After restoring the mksysb to the target machine, we went to run the vendor’s built-in scripts to recover the database. It turns out that all of the data and binaries we needed to run the recovery operation was on datavg instead of rootvg.

It also turned out there was no datavg backup, only the database backups. This became the first item to address, ensuring we had a savevg of datavg. In this case the customer had 135 logical volumes that had to be recreated, some jfs2 and some raw.

The customer really wanted this cloned machine to be identical to the source machine, down to the PP size, but no way was I going to recreate 135 logical volumes manually. So I went ahead and did a savevg from the source machine. Had this been an actual DR situation, we would have already been in trouble had the LV information not been stored somewhere. (Hint: Besides backups, it may be handy to have output from important files like /etc/filesystems available to you in case of an emergency.)

When I tried to restore the information from the savevg and remake the volume group

(smitty/system storage management/logical volume manager/volume groups/remake a volume group),

it kept coming up with a 512MB PP size instead of the 64MB PP size I was inputting. Even when I tried it from the command line (restvg –f /dev/rmt0 –r –n –P 64 hdisk4), it’d still create the 512MB PP size.

However, since I still had the source system, it was a simple matter of taking the logical volume information from the source volume group and copying it to /tmp:

lsvg –l datavg > /tmp/datavgout.file

Because I only cared about the first and third columns of the lsvg output, I ran this command to obtain the LV name and LV type:

cat /tmp/datavgout.file | awk ‘{print $1, $3}’ > /tmp/datavgout2.file

I created the datavg on the target system manually with the 64 MB PP size. Then I edited the datavgout2.file and made sure it had the correct LV name, LV type and the number of PPs that I wanted on the target machine. To read the file and create the LVs, I ran this simple loop:

cat ‘/tmp/datavgout2.file’ | while read $i $j $k
do
mklv –t $j –y $i datavg1 $k
done

($i is the name, $j is the type and $k is the number of PPs.)

I did end up using smitty (smitty/system storage management/logical volume manager/volume groups/restore) to restore the files in the jfs2 filesystems.

Once the volume group had been recreated and the necessary files were restored, I could use the database backup tape to restore the database.

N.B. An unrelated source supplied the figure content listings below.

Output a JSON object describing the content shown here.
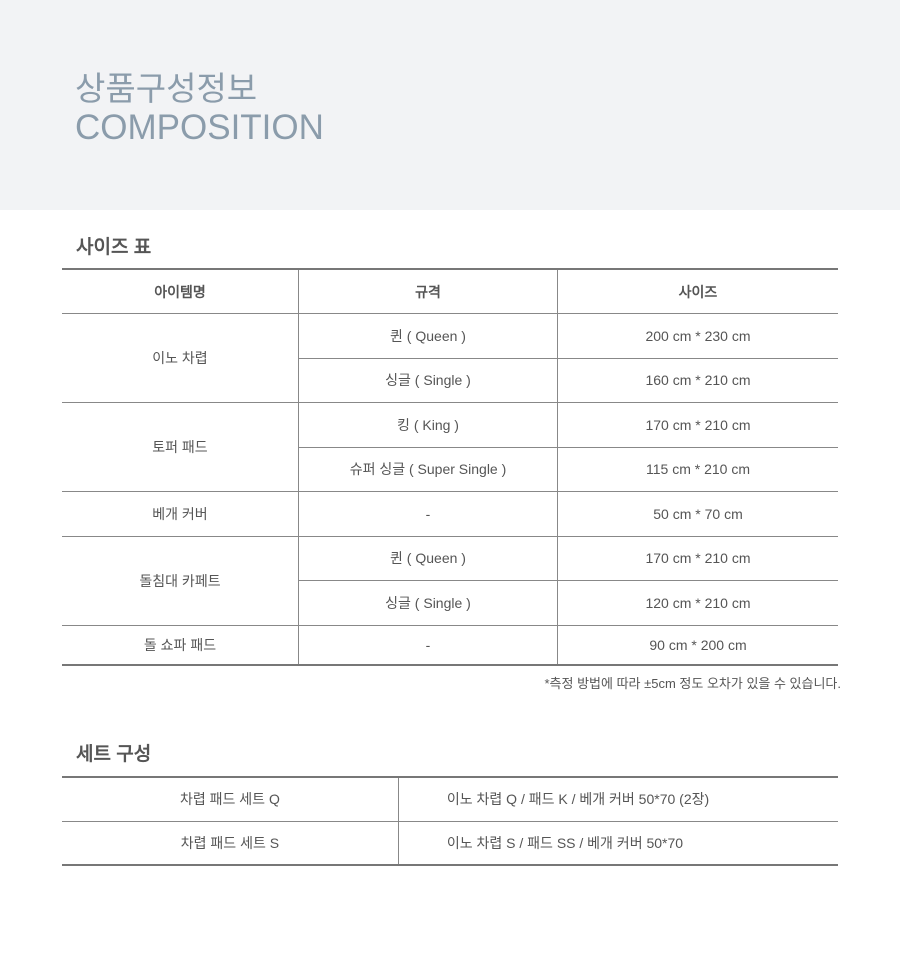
{
  "hero": {
    "title_ko": "상품구성정보",
    "title_en": "COMPOSITION"
  },
  "size_table": {
    "title": "사이즈 표",
    "headers": [
      "아이템명",
      "규격",
      "사이즈"
    ],
    "groups": [
      {
        "item": "이노 차렵",
        "rows": [
          {
            "spec": "퀸 ( Queen )",
            "size": "200 cm * 230 cm"
          },
          {
            "spec": "싱글 ( Single )",
            "size": "160 cm * 210 cm"
          }
        ]
      },
      {
        "item": "토퍼 패드",
        "rows": [
          {
            "spec": "킹 ( King )",
            "size": "170 cm * 210 cm"
          },
          {
            "spec": "슈퍼 싱글 ( Super Single )",
            "size": "115 cm * 210 cm"
          }
        ]
      },
      {
        "item": "베개 커버",
        "rows": [
          {
            "spec": "-",
            "size": "50 cm * 70 cm"
          }
        ]
      },
      {
        "item": "돌침대 카페트",
        "rows": [
          {
            "spec": "퀸 ( Queen )",
            "size": "170 cm * 210 cm"
          },
          {
            "spec": "싱글 ( Single )",
            "size": "120 cm * 210 cm"
          }
        ]
      },
      {
        "item": "돌 쇼파 패드",
        "rows": [
          {
            "spec": "-",
            "size": "90 cm * 200 cm"
          }
        ]
      }
    ],
    "note": "*측정 방법에 따라 ±5cm 정도 오차가 있을 수 있습니다."
  },
  "set_table": {
    "title": "세트 구성",
    "rows": [
      {
        "name": "차렵 패드 세트 Q",
        "contents": "이노 차렵 Q / 패드 K / 베개 커버 50*70 (2장)"
      },
      {
        "name": "차렵 패드 세트 S",
        "contents": "이노 차렵 S / 패드 SS / 베개 커버 50*70"
      }
    ]
  }
}
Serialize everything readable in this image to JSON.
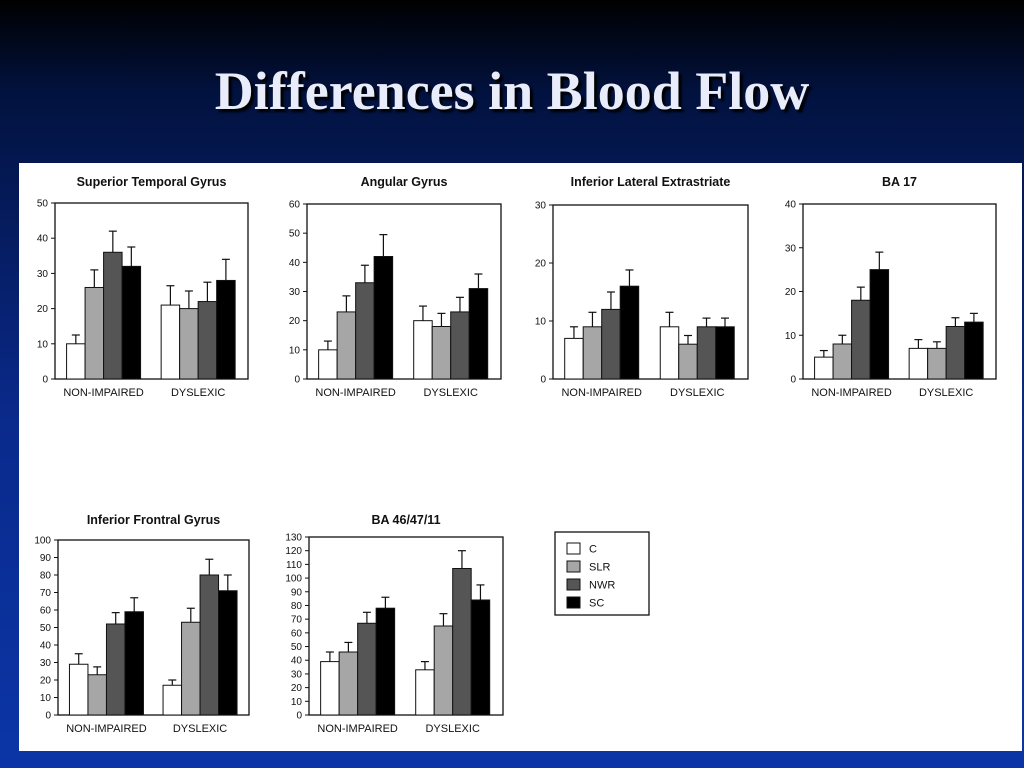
{
  "slide": {
    "title": "Differences in Blood Flow"
  },
  "legend": {
    "items": [
      {
        "label": "C",
        "color": "#ffffff"
      },
      {
        "label": "SLR",
        "color": "#a6a6a6"
      },
      {
        "label": "NWR",
        "color": "#555555"
      },
      {
        "label": "SC",
        "color": "#000000"
      }
    ]
  },
  "chart_data": [
    {
      "type": "bar",
      "title": "Superior Temporal Gyrus",
      "categories": [
        "NON-IMPAIRED",
        "DYSLEXIC"
      ],
      "ylim": [
        0,
        50
      ],
      "yticks": [
        0,
        10,
        20,
        30,
        40,
        50
      ],
      "series": [
        {
          "name": "C",
          "values": [
            10,
            21
          ],
          "errors": [
            2.5,
            5.5
          ]
        },
        {
          "name": "SLR",
          "values": [
            26,
            20
          ],
          "errors": [
            5,
            5
          ]
        },
        {
          "name": "NWR",
          "values": [
            36,
            22
          ],
          "errors": [
            6,
            5.5
          ]
        },
        {
          "name": "SC",
          "values": [
            32,
            28
          ],
          "errors": [
            5.5,
            6
          ]
        }
      ]
    },
    {
      "type": "bar",
      "title": "Angular Gyrus",
      "categories": [
        "NON-IMPAIRED",
        "DYSLEXIC"
      ],
      "ylim": [
        0,
        60
      ],
      "yticks": [
        0,
        10,
        20,
        30,
        40,
        50,
        60
      ],
      "series": [
        {
          "name": "C",
          "values": [
            10,
            20
          ],
          "errors": [
            3,
            5
          ]
        },
        {
          "name": "SLR",
          "values": [
            23,
            18
          ],
          "errors": [
            5.5,
            4.5
          ]
        },
        {
          "name": "NWR",
          "values": [
            33,
            23
          ],
          "errors": [
            6,
            5
          ]
        },
        {
          "name": "SC",
          "values": [
            42,
            31
          ],
          "errors": [
            7.5,
            5
          ]
        }
      ]
    },
    {
      "type": "bar",
      "title": "Inferior Lateral Extrastriate",
      "categories": [
        "NON-IMPAIRED",
        "DYSLEXIC"
      ],
      "ylim": [
        0,
        30
      ],
      "yticks": [
        0,
        10,
        20,
        30
      ],
      "series": [
        {
          "name": "C",
          "values": [
            7,
            9
          ],
          "errors": [
            2,
            2.5
          ]
        },
        {
          "name": "SLR",
          "values": [
            9,
            6
          ],
          "errors": [
            2.5,
            1.5
          ]
        },
        {
          "name": "NWR",
          "values": [
            12,
            9
          ],
          "errors": [
            3,
            1.5
          ]
        },
        {
          "name": "SC",
          "values": [
            16,
            9
          ],
          "errors": [
            2.8,
            1.5
          ]
        }
      ]
    },
    {
      "type": "bar",
      "title": "BA 17",
      "categories": [
        "NON-IMPAIRED",
        "DYSLEXIC"
      ],
      "ylim": [
        0,
        40
      ],
      "yticks": [
        0,
        10,
        20,
        30,
        40
      ],
      "series": [
        {
          "name": "C",
          "values": [
            5,
            7
          ],
          "errors": [
            1.5,
            2
          ]
        },
        {
          "name": "SLR",
          "values": [
            8,
            7
          ],
          "errors": [
            2,
            1.5
          ]
        },
        {
          "name": "NWR",
          "values": [
            18,
            12
          ],
          "errors": [
            3,
            2
          ]
        },
        {
          "name": "SC",
          "values": [
            25,
            13
          ],
          "errors": [
            4,
            2
          ]
        }
      ]
    },
    {
      "type": "bar",
      "title": "Inferior Frontral Gyrus",
      "categories": [
        "NON-IMPAIRED",
        "DYSLEXIC"
      ],
      "ylim": [
        0,
        100
      ],
      "yticks": [
        0,
        10,
        20,
        30,
        40,
        50,
        60,
        70,
        80,
        90,
        100
      ],
      "series": [
        {
          "name": "C",
          "values": [
            29,
            17
          ],
          "errors": [
            6,
            3
          ]
        },
        {
          "name": "SLR",
          "values": [
            23,
            53
          ],
          "errors": [
            4.5,
            8
          ]
        },
        {
          "name": "NWR",
          "values": [
            52,
            80
          ],
          "errors": [
            6.5,
            9
          ]
        },
        {
          "name": "SC",
          "values": [
            59,
            71
          ],
          "errors": [
            8,
            9
          ]
        }
      ]
    },
    {
      "type": "bar",
      "title": "BA 46/47/11",
      "categories": [
        "NON-IMPAIRED",
        "DYSLEXIC"
      ],
      "ylim": [
        0,
        130
      ],
      "yticks": [
        0,
        10,
        20,
        30,
        40,
        50,
        60,
        70,
        80,
        90,
        100,
        110,
        120,
        130
      ],
      "series": [
        {
          "name": "C",
          "values": [
            39,
            33
          ],
          "errors": [
            7,
            6
          ]
        },
        {
          "name": "SLR",
          "values": [
            46,
            65
          ],
          "errors": [
            7,
            9
          ]
        },
        {
          "name": "NWR",
          "values": [
            67,
            107
          ],
          "errors": [
            8,
            13
          ]
        },
        {
          "name": "SC",
          "values": [
            78,
            84
          ],
          "errors": [
            8,
            11
          ]
        }
      ]
    }
  ]
}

The customer now takes a daily savevg of datavg, and all of the necessary LV information from the entire system is saved as part of the rootvg backup. In the end we were able to get a running system. Even more important, we learned something. Without going through this exercise, my customer may have been missing key information and data it needed to restore the system in an actual disaster.

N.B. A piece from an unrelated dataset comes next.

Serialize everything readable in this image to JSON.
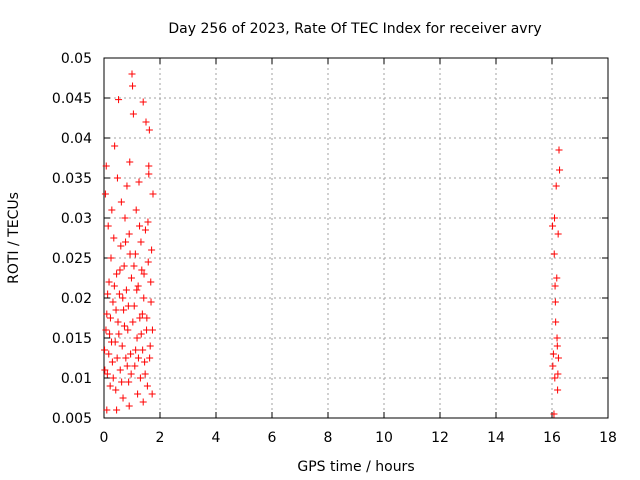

This is why simply having a DR plan isn’t enough. Your plan must be tested. Even if you think you have good backups, it might not be the case.

Incidentally, Anthony English recently wrote about recovering datavg filesystems as well. He discusses using the mkvgdata (to capture the volume group structure) and restvg commands. His information is worth considering if you find yourself recreating a volume group. It’s certainly simpler than going through the gyrations that I went through, though I’ll still need to test it to see if Anthony’s approach will eliminate my customer’s PP issue.